Copertina (dalla pagina fb di Old Fashioned Lover Boy)

Venerdì 22 febbraio torna “Campo Live” – la rassegna musicale di Campo Teatrale – e l’ospite del quarto appuntamento sarà Old Fashioned Lover Boy.

Ne abbiamo approfittato per farci raccontare il suo nuovo disco in uscita a maggio, per sapere qualcosa sulla data zero a Campo Live ma soprattutto per mettere in palio due biglietti per il concerto di venerdì prossimo.

Avevo paura che il cambiamento non fosse supportato, accettato. Poi alla fine quando cambi cerchi di evolverti, di fare cose diverse. Qualcuno può pensare che tu lo faccia perché vuoi aspirare a obiettivi più grandi, o perché ti stai vendendo. In realtà questo disco è molto più complesso di quelli che ho fatto in passato.

Ciao Alessandro, come stai?

Tutto bene dai.

Il 25 gennaio è uscito I Pray, il tuo nuovo singolo.

Si è uscito il primo pezzo e tra poco, il 5 marzo, ne uscirà un altro. Poi, più avanti, ne uscirà un altro ancora e a maggio verrà pubblicato il disco.

I Pray è un brano più essenziale, i pezzi dopo saranno più complessi, verranno fuori anche delle sfumature differenti.

Mi sembra di aver notato un cambio di sonorità rispetto ai brani più vecchi. Nel nuovo singolo ci sono molte influenze R’n’B e soul.

Si, diciamo che fondamentalmente mi ritengo un cantautore, quindi alla fine quando faccio i dischi cerco sempre di metterci qualcosa di diverso. Sono uno a cui piace cambiare. Quando è uscito il mio primo EP (The Iceberg Theory n.d.r.) era quasi alt-folk, in alcuni momenti andava verso lo shoegaze. Già il secondo disco era molto più folk rock, dentro c’era qualche vena di jazz e di soul. In questo album ho messo un sacco di R’n’B perché rispecchia il mio gusto. Chiaramente non sarà un disco black perché non sarei nemmeno credibile, però ho ascoltato tantissima roba che viene da quel mondo lì.

Tipo?

Frank Ocean, Daniel Caesar, che è uno che apprezzo moltissimo. Ma anche Rex Orange County o James Blake. Diciamo che in generale è un disco in cui ci sono molte più influenze di questo tipo proprio perché i miei ascolti sono cambiati. È anche una scommessa verso me stesso, perché da dieci anni ho sempre suonato con una chitarra in mano, quindi è un po’ anche un tentativo di crescita personale come musicista.

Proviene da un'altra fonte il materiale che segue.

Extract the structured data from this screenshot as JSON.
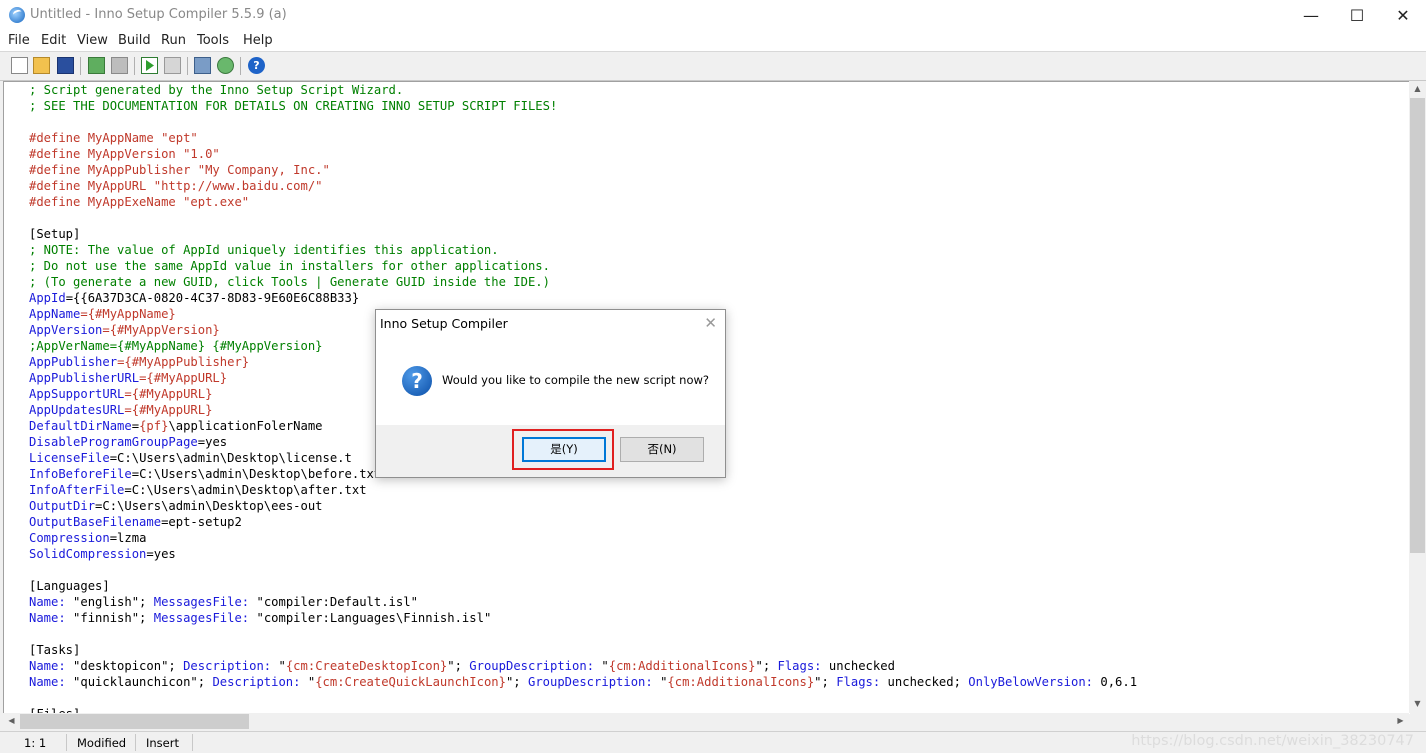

Ho letto che venivi etichettato come cantante folk ma che in realtà a te piace essere definito come uno che fa canzoni.

Fondamentalmente si, non credo neanche di avere le qualità tecniche per poter essere considerato un cantante folk. Oltre al songwriting i cantanti folk hanno anche un modo di suonare la chitarra, il fingerpicking, che è particolarmente virtuoso. Io sono sempre stato uno che scrive le canzoni e le canta, il vestito cerco di farlo sempre un po’ diverso perché è la naturale evoluzione delle cose. Non mi piace rimanere fermo nelle mie certezze.

Tra l’altro, musicalmente parlando, questo è un periodo molto contaminato quindi ci sta che uno esca anche dal seminato.

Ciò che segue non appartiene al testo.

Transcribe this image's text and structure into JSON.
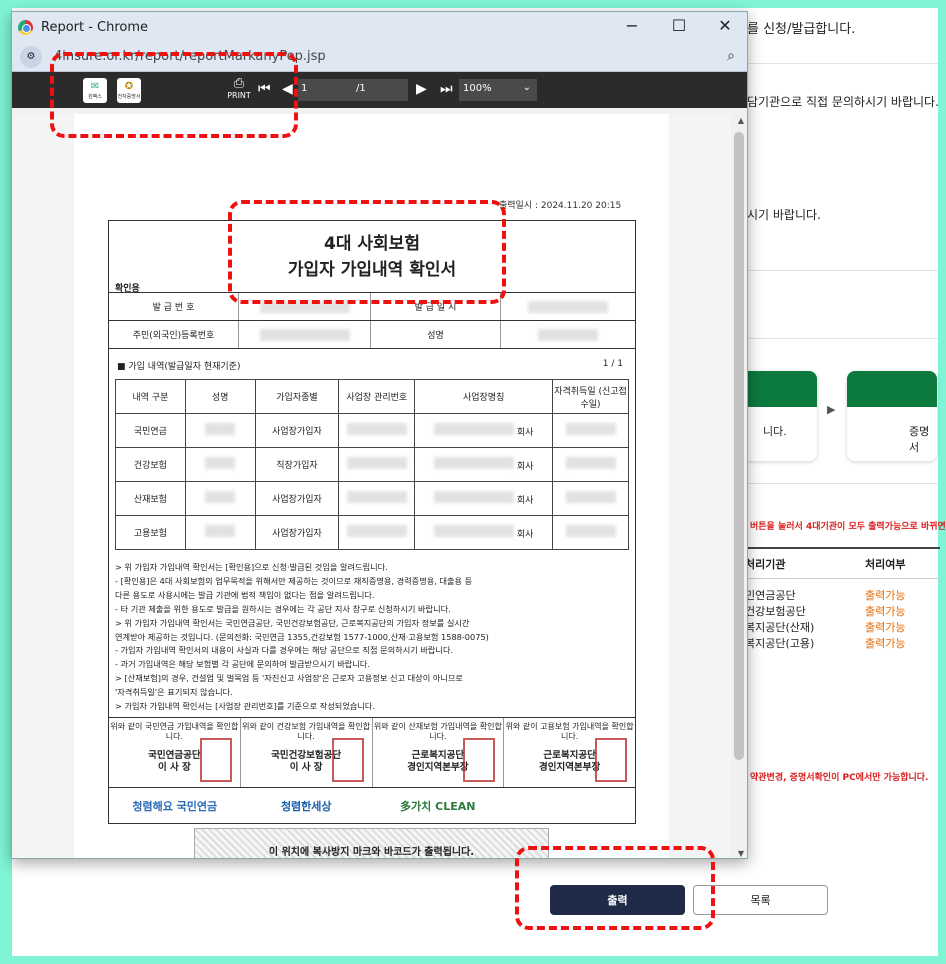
{
  "background": {
    "line1": "를 신청/발급합니다.",
    "line2": "담기관으로 직접 문의하시기 바랍니다.",
    "line3": "시기 바랍니다.",
    "step1_label": "니다.",
    "step2_label": "증명서",
    "red_note1": "버튼을 눌러서 4대기관이 모두 출력가능으로 바뀌면",
    "red_note2": "약관변경, 증명서확인이 PC에서만 가능합니다.",
    "table_headers": [
      "처리기관",
      "처리여부"
    ],
    "table_rows": [
      {
        "org": "민연금공단",
        "status": "출력가능"
      },
      {
        "org": "건강보험공단",
        "status": "출력가능"
      },
      {
        "org": "복지공단(산재)",
        "status": "출력가능"
      },
      {
        "org": "복지공단(고용)",
        "status": "출력가능"
      }
    ],
    "print_button": "출력",
    "list_button": "목록"
  },
  "window": {
    "title": "Report - Chrome",
    "url": "4insure.or.kr/report/reportMarkanyPop.jsp",
    "toolbar": {
      "icon1_label": "원팩스",
      "icon2_label": "전자증명서",
      "print_label": "PRINT",
      "page_current": "1",
      "page_total": "/1",
      "zoom": "100%"
    }
  },
  "document": {
    "issue_date": "출력일시 : 2024.11.20 20:15",
    "title_line1": "4대 사회보험",
    "title_line2": "가입자 가입내역 확인서",
    "confirm_label": "확인용",
    "issue_no_label": "발 급 번 호",
    "issue_date_label": "발 급 일 시",
    "id_label": "주민(외국인)등록번호",
    "name_label": "성명",
    "section_title": "■ 가입 내역(발급일자 현재기준)",
    "section_page": "1 / 1",
    "table_headers": [
      "내역 구분",
      "성명",
      "가입자종별",
      "사업장 관리번호",
      "사업장명칭",
      "자격취득일 (신고접수일)"
    ],
    "rows": [
      {
        "kind": "국민연금",
        "type": "사업장가입자",
        "company_suffix": "회사"
      },
      {
        "kind": "건강보험",
        "type": "직장가입자",
        "company_suffix": "회사"
      },
      {
        "kind": "산재보험",
        "type": "사업장가입자",
        "company_suffix": "회사"
      },
      {
        "kind": "고용보험",
        "type": "사업장가입자",
        "company_suffix": "회사"
      }
    ],
    "notes": [
      "> 위 가입자 가입내역 확인서는 [확인용]으로 신청·발급된 것임을 알려드립니다.",
      " - [확인용]은 4대 사회보험의 업무목적을 위해서만 제공하는 것이므로 재직증명용, 경력증명용, 대출용 등",
      "   다른 용도로 사용시에는 발급 기관에 법적 책임이 없다는 점을 알려드립니다.",
      " - 타 기관 제출을 위한 용도로 발급을 원하시는 경우에는 각 공단 지사 창구로 신청하시기 바랍니다.",
      "> 위 가입자 가입내역 확인서는 국민연금공단, 국민건강보험공단, 근로복지공단의 가입자 정보를 실시간",
      "   연계받아 제공하는 것입니다. (문의전화: 국민연금 1355,건강보험 1577-1000,산재·고용보험 1588-0075)",
      " - 가입자 가입내역 확인서의 내용이 사실과 다를 경우에는 해당 공단으로 직접 문의하시기 바랍니다.",
      " - 과거 가입내역은 해당 보험별 각 공단에 문의하여 발급받으시기 바랍니다.",
      "> [산재보험]의 경우, 건설업 및 벌목업 등 '자진신고 사업장'은 근로자 고용정보 신고 대상이 아니므로",
      "   '자격취득일'은 표기되지 않습니다.",
      "> 가입자 가입내역 확인서는 [사업장 관리번호]를 기준으로 작성되었습니다."
    ],
    "stamps": [
      {
        "text": "위와 같이 국민연금 가입내역을 확인합니다.",
        "org1": "국민연금공단",
        "org2": "이 사 장"
      },
      {
        "text": "위와 같이 건강보험 가입내역을 확인합니다.",
        "org1": "국민건강보험공단",
        "org2": "이 사 장"
      },
      {
        "text": "위와 같이 산재보험 가입내역을 확인합니다.",
        "org1": "근로복지공단",
        "org2": "경인지역본부장"
      },
      {
        "text": "위와 같이 고용보험 가입내역을 확인합니다.",
        "org1": "근로복지공단",
        "org2": "경인지역본부장"
      }
    ],
    "logos": [
      "청렴해요 국민연금",
      "청렴한세상",
      "多가치 CLEAN"
    ],
    "barcode_note": "이 위치에 복사방지 마크와 바코드가 출력됩니다."
  },
  "colors": {
    "highlight": "#e11",
    "green": "#0c7a3e",
    "dark_button": "#1e2a47",
    "status": "#e76a00"
  }
}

Guarda, te lo dico molto apertamente, se facessi qualcosa per cercare di raggiungere degli obiettivi di successo non scriverei in inglese. Il fatto che scriva canzoni in inglese in Italia è sintomo del fatto che cerchi di fare quello che voglio senza trovare dei compromessi che poi alla fine non pagano.

In realtà pensavo fosse un valore aggiunto quello di cantare in inglese.

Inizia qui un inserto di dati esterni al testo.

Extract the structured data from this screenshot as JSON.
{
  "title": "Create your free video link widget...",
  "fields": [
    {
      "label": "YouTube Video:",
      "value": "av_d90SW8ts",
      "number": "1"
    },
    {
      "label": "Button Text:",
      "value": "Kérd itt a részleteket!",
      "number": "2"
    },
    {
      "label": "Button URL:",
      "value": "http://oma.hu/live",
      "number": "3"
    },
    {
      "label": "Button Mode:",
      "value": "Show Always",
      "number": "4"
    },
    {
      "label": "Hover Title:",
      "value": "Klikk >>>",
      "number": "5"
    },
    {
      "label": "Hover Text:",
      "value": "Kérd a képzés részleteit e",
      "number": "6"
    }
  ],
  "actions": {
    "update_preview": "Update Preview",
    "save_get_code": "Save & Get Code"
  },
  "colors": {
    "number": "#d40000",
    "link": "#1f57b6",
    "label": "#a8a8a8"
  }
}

Sicuramente apre molte strade all’estero. Nel senso che hai la possibilità di suonare fuori, visitare posti, fare esperienze. In Italia è una tragedia, nel senso che comunque l’esplosione dell’itpop ha un po’ soffocato il resto. Diciamo che finché fai musica folk riesci a trovare, magari, dei locali in cui fare degli house concert. Portare avanti un discorso come quello che sto portando avanti io, in questo momento, in Italia è complicato. Infatti tutta la promozione e lo sforzo dell’etichetta è stato fatto all’estero.

Come sta andando?

Il pezzo è uscito da un paio di settimane. Poi ci sarà un altro singolo che uscirà con un video quindi vedremo come va. Però in realtà al momento il riscontro è ottimo sulle radio, perché sta girando molto fuori dall’Italia, in america nelle college radio, in Inghilterra. Sto lavorando con questo ufficio stampa inglese e quindi la promozione sta andando quasi tutta da quelle parti. Poi in autunno, dopo l’uscita del disco, inizieremo con i concerti.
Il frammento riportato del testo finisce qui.